The laugh gathered in his chest before it broke. She heard the change in his breathing and the involuntary tightening of his arm, and then it came out — low, barely checked, no sound she had ever had from him in any room they had ever shared.

“Good Lord, Lizzy!”

Lizzy?

He could not know… could never have heard her called that by anyone else. Unless he was…

She made no response and kept her thumb moving. She kept her face where it was. She gave him nothing of her breathing.

“I withdraw the observation,” she said, into his shoulder. “You need not fear that I will strike a flint just for the pleasure of watching you on parade.”

He snorted and covered his mouth as his chest shook. “You are villainous, woman!”

“I am nothing of the kind. I am a very proper and demure wife.” She turned his hand over and resumed her examination — the variation towards the thumb she had been meaning to investigate more thoroughly — and she was unhurried about it, and gave him nothing of suspicion in her voice at all.

He exhaled at length, the slow, loose breath of a crisis past.

She turned his hand over once more and laid her palm flat against his.

Lizzy.

The name her father had used, and Jane, and Charlotte, but no one else who had not known her in another life.

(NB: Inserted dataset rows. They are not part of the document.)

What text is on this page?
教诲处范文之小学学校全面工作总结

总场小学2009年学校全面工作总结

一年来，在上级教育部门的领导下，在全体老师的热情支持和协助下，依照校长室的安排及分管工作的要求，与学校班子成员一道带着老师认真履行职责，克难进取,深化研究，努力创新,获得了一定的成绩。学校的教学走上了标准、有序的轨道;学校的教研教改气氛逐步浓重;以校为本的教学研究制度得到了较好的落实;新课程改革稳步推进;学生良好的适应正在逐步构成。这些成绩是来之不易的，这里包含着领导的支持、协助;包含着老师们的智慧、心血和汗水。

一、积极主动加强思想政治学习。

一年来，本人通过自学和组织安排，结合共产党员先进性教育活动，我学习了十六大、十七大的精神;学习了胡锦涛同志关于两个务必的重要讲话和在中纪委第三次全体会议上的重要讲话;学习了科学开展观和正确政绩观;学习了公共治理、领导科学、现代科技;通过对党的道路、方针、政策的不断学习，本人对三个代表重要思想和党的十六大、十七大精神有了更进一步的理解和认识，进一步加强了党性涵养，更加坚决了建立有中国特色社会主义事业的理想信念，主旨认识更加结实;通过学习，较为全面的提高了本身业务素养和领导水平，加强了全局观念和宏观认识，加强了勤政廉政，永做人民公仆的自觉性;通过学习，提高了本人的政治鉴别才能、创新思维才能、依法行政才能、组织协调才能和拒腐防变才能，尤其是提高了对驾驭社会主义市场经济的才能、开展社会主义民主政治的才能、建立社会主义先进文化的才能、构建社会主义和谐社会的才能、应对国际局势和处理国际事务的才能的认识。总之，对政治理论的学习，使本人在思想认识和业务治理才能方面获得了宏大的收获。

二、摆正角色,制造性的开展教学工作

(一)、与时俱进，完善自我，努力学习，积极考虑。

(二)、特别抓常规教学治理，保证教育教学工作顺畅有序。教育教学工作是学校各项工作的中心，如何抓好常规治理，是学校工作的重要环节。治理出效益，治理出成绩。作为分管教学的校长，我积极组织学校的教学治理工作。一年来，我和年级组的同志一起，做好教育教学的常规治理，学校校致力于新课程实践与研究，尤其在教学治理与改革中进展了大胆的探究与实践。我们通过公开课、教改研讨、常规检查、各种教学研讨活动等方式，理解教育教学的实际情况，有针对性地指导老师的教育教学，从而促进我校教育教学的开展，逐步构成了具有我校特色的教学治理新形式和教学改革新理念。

Many a woman named Elizabeth was called Lizzy, but the man whose hand she was holding had used it as if he had had the name in him for months.

That, and the hair she had finally dared to compare tonight, the jaw and the brow…

and she found she was losing the argument she had been making all day.

She set the argument down where it would not bite her — it would still be there in the morning, she knew herself too well to imagine otherwise — and let it lie.

If this were Fitzwilliam Darcy, the man she had taken the measure of in a Meryton assembly room and never bothered to look at more carefully, then she had been wrong about him, and being wrong about him was not the worst thing she had ever been required to be wrong about.

He had told her tonight that he loved her when he had nothing to gain by it, and she had no reason to doubt him.

He had been the man across her supper table for four months, and she had come to care for him in some fashion she had no intention of giving a clearer name to in the small hours, with answers she was dying for and no prospect of getting them tonight.

If this were Fitzwilliam Darcy, the man who once said disguise was his abhorrence, he had some accounting to do for her. Something had broken along that line, but he was too prideful a man to allow it permanently. He would bring her the truth when he could — his dignity would suffer no less.

The name, she could wait for. The man, she was already holding.

In the meantime — and she permitted herself the observation in the privacy of the dark, where no one but her husband, whoever he turned out to be, could be inconvenienced by it — he had given a remarkably good account of himself as a husband.